La participation des femmes au marché du travail augmente mais les métiers et secteurs auxquels elles accèdent évoluent peu. Globalement, l’évolution de long terme de la segmentation selon le genre du marché du travail dépend en partie de celle de la segmentation dans l’éducation, des structures sectorielles des économies européennes et enfin des politiques de conciliation de la vie familiale et de la vie professionnelle. À plus court terme, l’inclusion dans l’emploi des personnes les moins éduquées, nécessaire pour atteindre l’objectif d’un taux d’emploi de 70% fixé dans la Stratégie de Lisbonne contribuera à accentuer la segmentation du marché du travail en raison de la faible mixité des métiers auxquels elles peuvent prétendre. À cet égard, principale réserve de main-d’œuvre en Europe, les personnes ayant les niveaux de formation les plus faibles et notamment les femmes, dont 36% seulement en 2005 sont en emploi dans l’UE-25 contre 80% environ parmi celles les plus éduquées, rencontrent les problèmes les plus aigus de conciliation de la vie professionnelle et familiale. Stimuler leur emploi, pour réduire leur risque de pauvreté, tout en garantissant des soins de qualité à leurs enfants, nécessite d’améliorer l’ensemble des dispositifs d’aide au retour à l’emploi et notamment ceux liés à cette conciliation. Par ailleurs, l’incidence de leur inclusion dans l’emploi sur le niveau global de la segmentation professionnelle pourrait être atténuée en concentrant les efforts de mixité sur les secteurs d’activité identifiés ici comme les plus sexués (santé-action sociale, éducation, construction, industrie).

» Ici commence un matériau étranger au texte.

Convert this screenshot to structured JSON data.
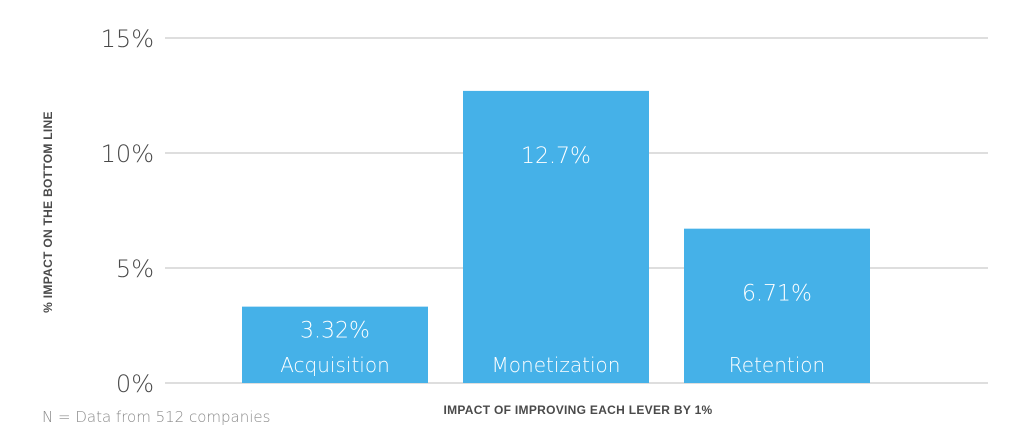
{
  "chart_data": {
    "type": "bar",
    "categories": [
      "Acquisition",
      "Monetization",
      "Retention"
    ],
    "values": [
      3.32,
      12.7,
      6.71
    ],
    "value_labels": [
      "3.32%",
      "12.7%",
      "6.71%"
    ],
    "xlabel": "IMPACT OF IMPROVING EACH LEVER BY 1%",
    "ylabel": "% IMPACT ON THE BOTTOM LINE",
    "ylim": [
      0,
      15
    ],
    "yticks": [
      0,
      5,
      10,
      15
    ],
    "ytick_labels": [
      "0%",
      "5%",
      "10%",
      "15%"
    ],
    "grid": true,
    "bar_color": "#45b1e8"
  },
  "footnote": "N = Data from 512 companies"
}
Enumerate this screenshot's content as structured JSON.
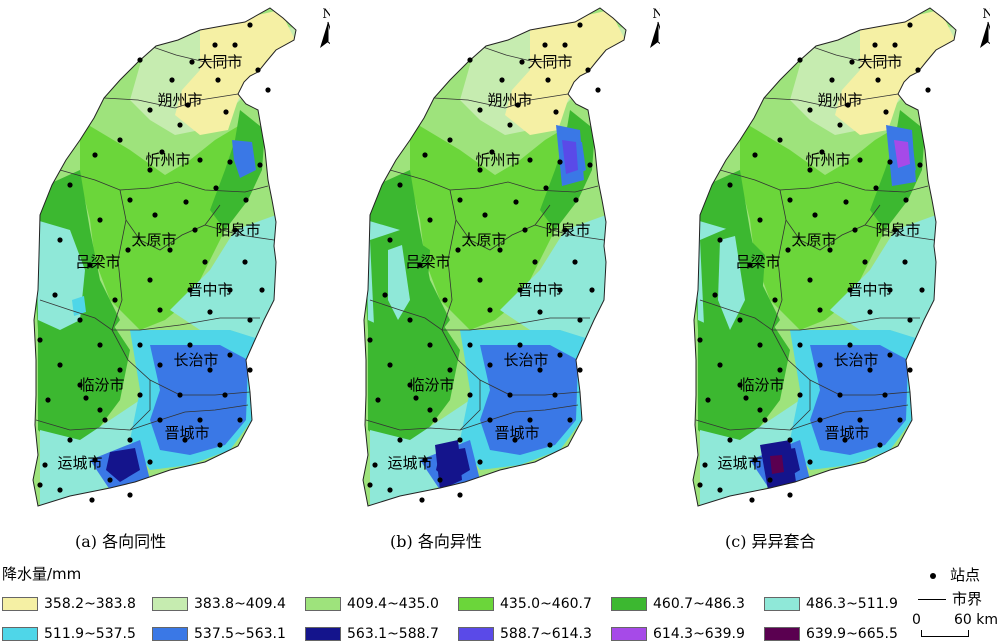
{
  "panels": [
    {
      "caption": "(a) 各向同性"
    },
    {
      "caption": "(b) 各向异性"
    },
    {
      "caption": "(c) 异异套合"
    }
  ],
  "north_label": "N",
  "cities": [
    "大同市",
    "朔州市",
    "忻州市",
    "太原市",
    "阳泉市",
    "吕梁市",
    "晋中市",
    "长治市",
    "临汾市",
    "晋城市",
    "运城市"
  ],
  "legend": {
    "title": "降水量/mm",
    "classes": [
      {
        "label": "358.2~383.8",
        "color": "#f5f0a4"
      },
      {
        "label": "383.8~409.4",
        "color": "#c6ecb0"
      },
      {
        "label": "409.4~435.0",
        "color": "#9ee37c"
      },
      {
        "label": "435.0~460.7",
        "color": "#6bd63a"
      },
      {
        "label": "460.7~486.3",
        "color": "#3cb830"
      },
      {
        "label": "486.3~511.9",
        "color": "#8fe8d8"
      },
      {
        "label": "511.9~537.5",
        "color": "#4fd6e8"
      },
      {
        "label": "537.5~563.1",
        "color": "#3a78e6"
      },
      {
        "label": "563.1~588.7",
        "color": "#14148c"
      },
      {
        "label": "588.7~614.3",
        "color": "#5a4ae8"
      },
      {
        "label": "614.3~639.9",
        "color": "#a64ae8"
      },
      {
        "label": "639.9~665.5",
        "color": "#5a0050"
      }
    ]
  },
  "key": {
    "station": "站点",
    "boundary": "市界",
    "scale_zero": "0",
    "scale_end": "60 km"
  }
}
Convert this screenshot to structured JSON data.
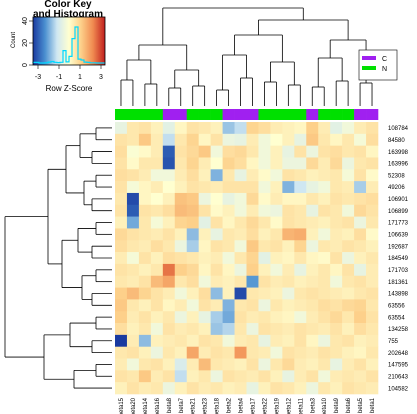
{
  "chart_data": {
    "type": "heatmap",
    "color_key": {
      "title_line1": "Color Key",
      "title_line2": "and Histogram",
      "ylabel": "Count",
      "xlabel": "Row Z-Score",
      "y_ticks": [
        "0",
        "20",
        "40"
      ],
      "x_ticks": [
        "-3",
        "-1",
        "1",
        "3"
      ],
      "range": [
        -3,
        3
      ],
      "colors": [
        "#1a3aa0",
        "#4a8fd0",
        "#cfe7f2",
        "#ffffd0",
        "#fdd08a",
        "#f08a50",
        "#c01e1e"
      ],
      "histogram_color": "#00d8ff"
    },
    "legend": [
      {
        "label": "C",
        "color": "#a020f0"
      },
      {
        "label": "N",
        "color": "#00e000"
      }
    ],
    "columns": [
      "beta15",
      "beta20",
      "beta14",
      "beta16",
      "beta8",
      "beta7",
      "beta21",
      "beta23",
      "beta18",
      "beta2",
      "beta4",
      "beta17",
      "beta22",
      "beta19",
      "beta12",
      "beta11",
      "beta3",
      "beta10",
      "beta9",
      "beta6",
      "beta5",
      "beta1"
    ],
    "column_groups": [
      "N",
      "N",
      "N",
      "N",
      "C",
      "C",
      "N",
      "N",
      "N",
      "C",
      "C",
      "C",
      "N",
      "N",
      "N",
      "N",
      "C",
      "N",
      "N",
      "N",
      "C",
      "C"
    ],
    "rows": [
      "108784",
      "84580",
      "163998",
      "163996",
      "52308",
      "49206",
      "106901",
      "106899",
      "171773",
      "106639",
      "192687",
      "184549",
      "171703",
      "181361",
      "143898",
      "63556",
      "63554",
      "134258",
      "755",
      "202648",
      "147595",
      "210643",
      "104582"
    ],
    "values": [
      [
        -0.5,
        0.5,
        0.6,
        0.3,
        -0.6,
        0.2,
        0.6,
        0.5,
        0.3,
        -1.4,
        -1.1,
        0.9,
        0.7,
        0.4,
        0.3,
        0.2,
        1.0,
        0.4,
        -0.6,
        -0.3,
        0.4,
        0.6
      ],
      [
        0.6,
        0.5,
        1.1,
        0.4,
        -1.1,
        0.5,
        0.9,
        0.2,
        0.6,
        -0.4,
        -0.5,
        0.4,
        -0.3,
        0.0,
        0.3,
        -0.5,
        1.1,
        0.5,
        0.2,
        0.5,
        -0.2,
        0.7
      ],
      [
        0.7,
        -0.1,
        0.1,
        0.4,
        -2.6,
        0.6,
        0.8,
        1.1,
        -0.3,
        0.7,
        0.8,
        0.5,
        -0.3,
        0.3,
        -0.5,
        0.6,
        -0.4,
        0.6,
        0.7,
        0.5,
        0.6,
        0.2
      ],
      [
        0.6,
        0.1,
        0.5,
        0.5,
        -2.7,
        0.5,
        0.9,
        0.4,
        0.0,
        0.9,
        0.7,
        0.2,
        -0.3,
        0.3,
        -0.4,
        -0.4,
        0.8,
        0.4,
        0.8,
        -0.4,
        0.5,
        0.6
      ],
      [
        0.7,
        0.6,
        0.4,
        -0.3,
        -0.3,
        0.4,
        0.7,
        0.3,
        -1.6,
        0.5,
        -0.5,
        0.4,
        0.1,
        -0.3,
        0.6,
        0.5,
        0.3,
        0.4,
        0.5,
        -0.2,
        0.6,
        0.1
      ],
      [
        0.6,
        -0.2,
        0.2,
        0.4,
        0.0,
        0.3,
        0.6,
        0.5,
        0.4,
        0.6,
        0.6,
        0.6,
        -0.3,
        0.3,
        -1.6,
        -1.0,
        -0.5,
        -0.3,
        0.5,
        0.4,
        -1.3,
        0.4
      ],
      [
        0.5,
        -2.8,
        0.2,
        0.0,
        0.3,
        1.2,
        1.1,
        -0.4,
        0.0,
        -0.5,
        -0.3,
        0.8,
        0.1,
        0.4,
        0.2,
        0.2,
        0.5,
        0.3,
        0.6,
        0.5,
        0.6,
        0.7
      ],
      [
        0.6,
        -2.6,
        0.6,
        0.5,
        0.7,
        1.3,
        1.2,
        0.6,
        0.1,
        0.3,
        -0.3,
        0.4,
        -0.3,
        -0.4,
        0.6,
        0.5,
        -0.5,
        0.6,
        0.5,
        -0.3,
        0.8,
        0.6
      ],
      [
        0.3,
        -1.7,
        0.5,
        -0.2,
        0.3,
        0.9,
        1.0,
        -0.6,
        0.6,
        0.2,
        0.5,
        0.8,
        0.5,
        0.1,
        0.6,
        0.5,
        0.4,
        0.3,
        0.5,
        0.6,
        -0.4,
        0.5
      ],
      [
        0.8,
        0.6,
        0.5,
        0.4,
        0.6,
        0.3,
        -1.5,
        0.3,
        -0.5,
        0.5,
        0.4,
        0.7,
        0.3,
        0.5,
        1.4,
        1.5,
        0.3,
        -0.3,
        0.4,
        0.3,
        0.7,
        0.1
      ],
      [
        0.7,
        0.5,
        0.4,
        0.7,
        0.5,
        -0.4,
        -1.3,
        0.2,
        0.6,
        0.5,
        -0.3,
        1.1,
        0.5,
        0.6,
        0.3,
        0.9,
        -0.4,
        0.5,
        0.4,
        0.6,
        0.5,
        0.3
      ],
      [
        0.4,
        -0.2,
        0.6,
        0.3,
        0.7,
        0.6,
        0.5,
        0.3,
        0.4,
        -0.3,
        0.5,
        0.9,
        -0.6,
        0.3,
        0.2,
        0.5,
        0.2,
        0.1,
        0.6,
        -0.4,
        0.3,
        0.5
      ],
      [
        0.6,
        0.5,
        0.3,
        0.5,
        2.2,
        1.0,
        0.8,
        0.2,
        0.6,
        0.2,
        -0.4,
        1.0,
        0.3,
        -0.3,
        0.4,
        -0.5,
        0.3,
        0.5,
        0.2,
        0.6,
        -0.5,
        0.4
      ],
      [
        0.5,
        0.4,
        0.6,
        1.3,
        1.6,
        0.5,
        0.7,
        -0.3,
        0.4,
        0.3,
        0.5,
        -1.9,
        0.6,
        0.4,
        0.5,
        0.3,
        0.4,
        0.5,
        -0.3,
        0.5,
        0.6,
        0.4
      ],
      [
        1.0,
        1.3,
        0.9,
        0.6,
        0.4,
        -0.3,
        0.3,
        0.7,
        -1.5,
        0.3,
        -2.8,
        0.5,
        0.4,
        0.3,
        -0.4,
        0.5,
        0.6,
        0.5,
        0.4,
        0.3,
        0.5,
        0.6
      ],
      [
        1.1,
        0.5,
        0.3,
        0.6,
        0.2,
        0.4,
        -0.3,
        0.6,
        0.4,
        -1.6,
        0.5,
        0.6,
        -0.4,
        0.5,
        0.3,
        0.4,
        0.5,
        0.7,
        0.6,
        0.8,
        0.9,
        0.5
      ],
      [
        1.0,
        0.4,
        0.6,
        0.3,
        0.5,
        -0.4,
        0.3,
        -0.5,
        -1.3,
        -1.7,
        0.6,
        0.4,
        0.5,
        0.3,
        0.2,
        -0.3,
        0.4,
        0.6,
        0.8,
        0.5,
        1.0,
        0.6
      ],
      [
        0.7,
        0.3,
        0.5,
        -0.3,
        0.6,
        0.4,
        0.5,
        0.3,
        -1.4,
        -1.2,
        0.5,
        -0.4,
        0.6,
        0.5,
        0.4,
        0.6,
        0.5,
        0.4,
        0.6,
        0.3,
        0.7,
        0.5
      ],
      [
        -3.0,
        0.4,
        -1.5,
        0.3,
        0.4,
        0.5,
        0.3,
        0.6,
        0.5,
        -0.3,
        0.4,
        0.5,
        -0.5,
        0.4,
        0.3,
        0.6,
        0.2,
        -0.4,
        0.5,
        0.6,
        0.3,
        0.4
      ],
      [
        0.5,
        0.6,
        0.3,
        -0.4,
        0.5,
        0.3,
        1.6,
        0.4,
        0.6,
        0.5,
        1.8,
        0.5,
        0.4,
        -0.3,
        0.6,
        0.5,
        0.4,
        0.6,
        0.5,
        0.3,
        0.2,
        0.5
      ],
      [
        0.4,
        -0.3,
        0.5,
        0.6,
        0.3,
        -0.8,
        0.4,
        1.3,
        0.5,
        0.4,
        0.3,
        0.6,
        -0.4,
        0.5,
        0.8,
        0.4,
        0.3,
        0.5,
        -0.5,
        0.4,
        0.6,
        0.3
      ],
      [
        0.6,
        0.5,
        1.1,
        0.4,
        0.6,
        -1.1,
        0.3,
        0.5,
        -0.4,
        0.6,
        0.5,
        0.4,
        0.6,
        0.3,
        -0.5,
        0.4,
        0.6,
        -0.3,
        0.4,
        0.5,
        0.4,
        0.6
      ],
      [
        0.3,
        0.6,
        0.4,
        0.5,
        -0.4,
        0.3,
        0.6,
        0.4,
        0.5,
        0.3,
        0.4,
        -0.5,
        0.3,
        0.6,
        0.5,
        0.3,
        -0.4,
        0.5,
        0.3,
        0.6,
        0.5,
        0.4
      ]
    ]
  }
}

Privilégier la première ligne d’action sur la seconde implique toutefois d’assumer une préférence pour un objectif d’autonomie des personnes vis-à-vis d’un objectif de mixité absolue ou relative, à court terme tout au moins.

Sophie Périabe
(Avec la note de veille n°92 : Réduire la segmentation hommes/femmes du marché du travail en Europe : quels leviers d’action ?)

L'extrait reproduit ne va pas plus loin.